Les juges de Mon Repos estiment ainsi que l'article, "dans son ensemble, est loin de présenter les différents points de vue de manière équilibrée. Certes, en s'engageant dans le projet d'extension du MAH, Jean Claude Gandur pouvait s'attendre à ce que son action «soit décortiquée par les médias» au cours de la campagne.

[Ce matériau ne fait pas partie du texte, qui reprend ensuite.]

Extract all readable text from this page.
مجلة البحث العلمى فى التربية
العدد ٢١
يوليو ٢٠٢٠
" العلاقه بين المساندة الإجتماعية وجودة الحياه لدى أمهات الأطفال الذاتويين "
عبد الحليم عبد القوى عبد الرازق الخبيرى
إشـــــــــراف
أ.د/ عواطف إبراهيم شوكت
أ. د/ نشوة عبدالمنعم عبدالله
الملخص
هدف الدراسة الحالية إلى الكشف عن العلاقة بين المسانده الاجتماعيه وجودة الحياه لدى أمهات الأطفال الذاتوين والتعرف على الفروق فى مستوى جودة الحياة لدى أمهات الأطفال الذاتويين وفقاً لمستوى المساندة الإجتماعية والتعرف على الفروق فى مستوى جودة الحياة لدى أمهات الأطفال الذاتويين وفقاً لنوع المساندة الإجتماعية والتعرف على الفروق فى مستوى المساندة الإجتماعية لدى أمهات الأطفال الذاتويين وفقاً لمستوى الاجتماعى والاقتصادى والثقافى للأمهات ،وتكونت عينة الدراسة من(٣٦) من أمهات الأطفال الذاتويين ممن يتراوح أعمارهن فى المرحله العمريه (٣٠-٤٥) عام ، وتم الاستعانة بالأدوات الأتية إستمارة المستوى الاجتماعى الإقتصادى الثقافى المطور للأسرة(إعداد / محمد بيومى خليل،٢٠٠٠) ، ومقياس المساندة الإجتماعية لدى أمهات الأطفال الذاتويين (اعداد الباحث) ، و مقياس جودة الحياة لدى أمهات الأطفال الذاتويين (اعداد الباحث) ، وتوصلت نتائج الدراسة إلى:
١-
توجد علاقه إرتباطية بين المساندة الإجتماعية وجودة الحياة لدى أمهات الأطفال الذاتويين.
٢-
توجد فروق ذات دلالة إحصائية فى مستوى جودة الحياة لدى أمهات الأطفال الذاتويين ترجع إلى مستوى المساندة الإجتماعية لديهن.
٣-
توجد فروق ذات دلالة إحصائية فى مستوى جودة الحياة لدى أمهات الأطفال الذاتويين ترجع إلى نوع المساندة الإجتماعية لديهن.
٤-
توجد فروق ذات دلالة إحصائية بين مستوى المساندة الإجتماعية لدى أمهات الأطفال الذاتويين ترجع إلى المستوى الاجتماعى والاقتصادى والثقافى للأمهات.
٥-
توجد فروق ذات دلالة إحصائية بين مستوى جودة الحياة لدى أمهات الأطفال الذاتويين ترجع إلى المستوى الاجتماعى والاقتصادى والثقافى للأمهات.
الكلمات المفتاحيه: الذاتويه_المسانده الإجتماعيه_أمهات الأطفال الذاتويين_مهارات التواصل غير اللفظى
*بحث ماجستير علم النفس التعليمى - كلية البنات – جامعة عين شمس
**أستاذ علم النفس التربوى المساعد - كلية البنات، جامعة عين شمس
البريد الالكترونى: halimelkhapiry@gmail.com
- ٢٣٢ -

Cependant, «le devoir d'information et la liberté de la presse n'autorisait pas le journaliste à présenter l'homme d'affaires et le tiers comme des corrupteurs avérés ni, par l'accumulation de jugements de valeur et de figures de style dépréciatifs, à les rabaisser au point de leur enlever tout crédit», conclut la cour."
Cependant qui se souvient du noble journaliste Ken Saro Wiwa, Prix Nobel alternatif 1995 , défenseur des Ogoni contre des compagnies pétrolières ( dont Shell) , exécuté par le régime du dictateur Abacha le 10 novembre 1995? *
Ce crime est dénoncé par le prix Nobel de littérature Wole Soyinka.
*https://fr.wikipedia.org/wiki/Ken_Saro-Wiwa
Mais on est plus à un "flip-flap" près de la part de nos politiques.